Growing a global field of civil society organizations advancing threat research, advocacy, and accountability to address the use and trade of spyware.
SAI at glance
The Ford Foundation’s Dignity and Justice Fund, fiscally sponsored by the New Venture Fund (NVF), launched the Spyware Accountability Initiative (SAI) to fight the growing threat of spyware proliferation. It was established with a founding contribution by Apple and additional support from Open Society Foundations, Okta for Good, and Craig Newmark Philanthropies. An independent, global technical advisory council advises on the Fund's grantmaking strategy. Grantees of the Dignity and Justice Fund's Spyware Accountability Initiative are recommended by the Fund’s advisory board to the board of New Venture Fund for final approval and grantmaking. Over the next five years, SAI will support a growing community of researchers and advocacy organizations investigating, exposing, and bringing accountability to the global mercenary spyware trade.
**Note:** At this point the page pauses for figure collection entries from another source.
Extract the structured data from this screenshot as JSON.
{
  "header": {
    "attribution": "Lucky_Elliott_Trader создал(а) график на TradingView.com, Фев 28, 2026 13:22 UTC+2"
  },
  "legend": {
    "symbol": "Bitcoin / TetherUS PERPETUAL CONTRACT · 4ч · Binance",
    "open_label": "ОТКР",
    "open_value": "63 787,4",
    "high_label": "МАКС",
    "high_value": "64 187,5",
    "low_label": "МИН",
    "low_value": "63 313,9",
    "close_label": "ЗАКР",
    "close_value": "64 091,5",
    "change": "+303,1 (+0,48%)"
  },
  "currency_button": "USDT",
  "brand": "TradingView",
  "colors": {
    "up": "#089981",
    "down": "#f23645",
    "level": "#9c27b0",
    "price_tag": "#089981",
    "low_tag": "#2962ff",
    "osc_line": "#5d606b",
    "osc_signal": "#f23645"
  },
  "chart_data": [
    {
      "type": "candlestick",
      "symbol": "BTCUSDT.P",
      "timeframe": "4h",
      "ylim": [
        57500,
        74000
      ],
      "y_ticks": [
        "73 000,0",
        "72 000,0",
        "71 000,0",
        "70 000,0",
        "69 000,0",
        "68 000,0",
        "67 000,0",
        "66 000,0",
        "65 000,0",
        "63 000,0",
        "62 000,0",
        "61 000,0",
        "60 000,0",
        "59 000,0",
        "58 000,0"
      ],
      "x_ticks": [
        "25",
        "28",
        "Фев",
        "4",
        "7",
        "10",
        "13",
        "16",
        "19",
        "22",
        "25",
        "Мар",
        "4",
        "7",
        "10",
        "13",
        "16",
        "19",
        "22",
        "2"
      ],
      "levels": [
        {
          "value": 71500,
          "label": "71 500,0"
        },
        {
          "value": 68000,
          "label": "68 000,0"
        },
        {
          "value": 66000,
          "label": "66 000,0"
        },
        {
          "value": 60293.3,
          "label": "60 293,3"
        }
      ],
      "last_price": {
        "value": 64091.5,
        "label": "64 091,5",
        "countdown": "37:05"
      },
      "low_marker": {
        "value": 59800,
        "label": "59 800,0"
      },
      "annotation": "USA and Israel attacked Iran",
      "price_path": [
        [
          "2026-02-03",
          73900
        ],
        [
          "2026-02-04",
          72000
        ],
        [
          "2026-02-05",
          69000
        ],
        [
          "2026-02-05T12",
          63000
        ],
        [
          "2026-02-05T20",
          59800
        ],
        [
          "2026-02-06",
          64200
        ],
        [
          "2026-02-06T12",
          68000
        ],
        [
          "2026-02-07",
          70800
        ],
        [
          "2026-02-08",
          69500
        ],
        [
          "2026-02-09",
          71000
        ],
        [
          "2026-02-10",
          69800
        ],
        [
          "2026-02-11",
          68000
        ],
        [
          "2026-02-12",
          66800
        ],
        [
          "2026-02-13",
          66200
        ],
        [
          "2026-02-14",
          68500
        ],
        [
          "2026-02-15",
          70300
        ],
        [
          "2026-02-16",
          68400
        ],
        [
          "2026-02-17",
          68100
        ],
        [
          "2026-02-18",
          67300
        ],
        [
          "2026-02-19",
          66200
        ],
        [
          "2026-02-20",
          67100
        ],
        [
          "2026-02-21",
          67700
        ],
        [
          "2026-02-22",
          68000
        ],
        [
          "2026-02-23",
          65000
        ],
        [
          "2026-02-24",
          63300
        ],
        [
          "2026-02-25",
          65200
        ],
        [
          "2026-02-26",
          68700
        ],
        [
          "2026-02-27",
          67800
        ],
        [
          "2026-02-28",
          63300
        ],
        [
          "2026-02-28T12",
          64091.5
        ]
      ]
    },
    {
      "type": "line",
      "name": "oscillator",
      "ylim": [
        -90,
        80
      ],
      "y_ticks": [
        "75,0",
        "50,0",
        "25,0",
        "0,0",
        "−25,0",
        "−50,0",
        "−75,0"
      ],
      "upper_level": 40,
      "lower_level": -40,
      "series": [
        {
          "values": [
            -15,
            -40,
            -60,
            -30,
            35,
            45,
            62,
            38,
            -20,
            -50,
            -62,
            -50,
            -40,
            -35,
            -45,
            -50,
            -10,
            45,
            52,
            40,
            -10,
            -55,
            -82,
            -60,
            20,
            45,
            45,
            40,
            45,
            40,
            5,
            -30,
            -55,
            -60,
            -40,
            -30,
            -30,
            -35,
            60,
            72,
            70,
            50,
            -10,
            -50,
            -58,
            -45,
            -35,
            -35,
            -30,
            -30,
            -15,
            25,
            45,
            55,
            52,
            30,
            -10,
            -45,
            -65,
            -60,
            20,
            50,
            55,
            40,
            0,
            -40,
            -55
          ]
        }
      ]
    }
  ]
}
Rasha Abdul Rahim, director of Amnesty Tech at Amnesty International
Daniel Bedoya Arroyo, digital security service platform analyst at Access Now
Ron Deibert, professor of political science, and director of The Citizen Lab at the Munk School of Global Affairs & Public Policy, University of Toronto
Ivan Krstić, head of Apple Security Engineering and Architecture
Paola Mosso, Co-Executive Director of The Engine Room
Johanna Pruessing, Independent
Advisory Council
In recent years state and non-state actors have used spyware to track and intimidate human rights defenders, political dissidents, and environmental activists, leading to hundreds of acts of physical violence and psychological harm. There is not a single company or piece of malicious software behind these attacks, but a burgeoning and lucrative industry whose footprint extends to virtually every region of the world, and notably the Global South. Half of SAI’s grants support organizations in the Global South.
Addressing the global spyware industry cannot be the work of any one company or funder or government; it requires an approach as interconnected as our world is today. The Spyware Accountability Initiative is a major step towards confronting and neutralizing the threat mercenary spyware poses to human rights defenders, journalists, and dissidents around the globe.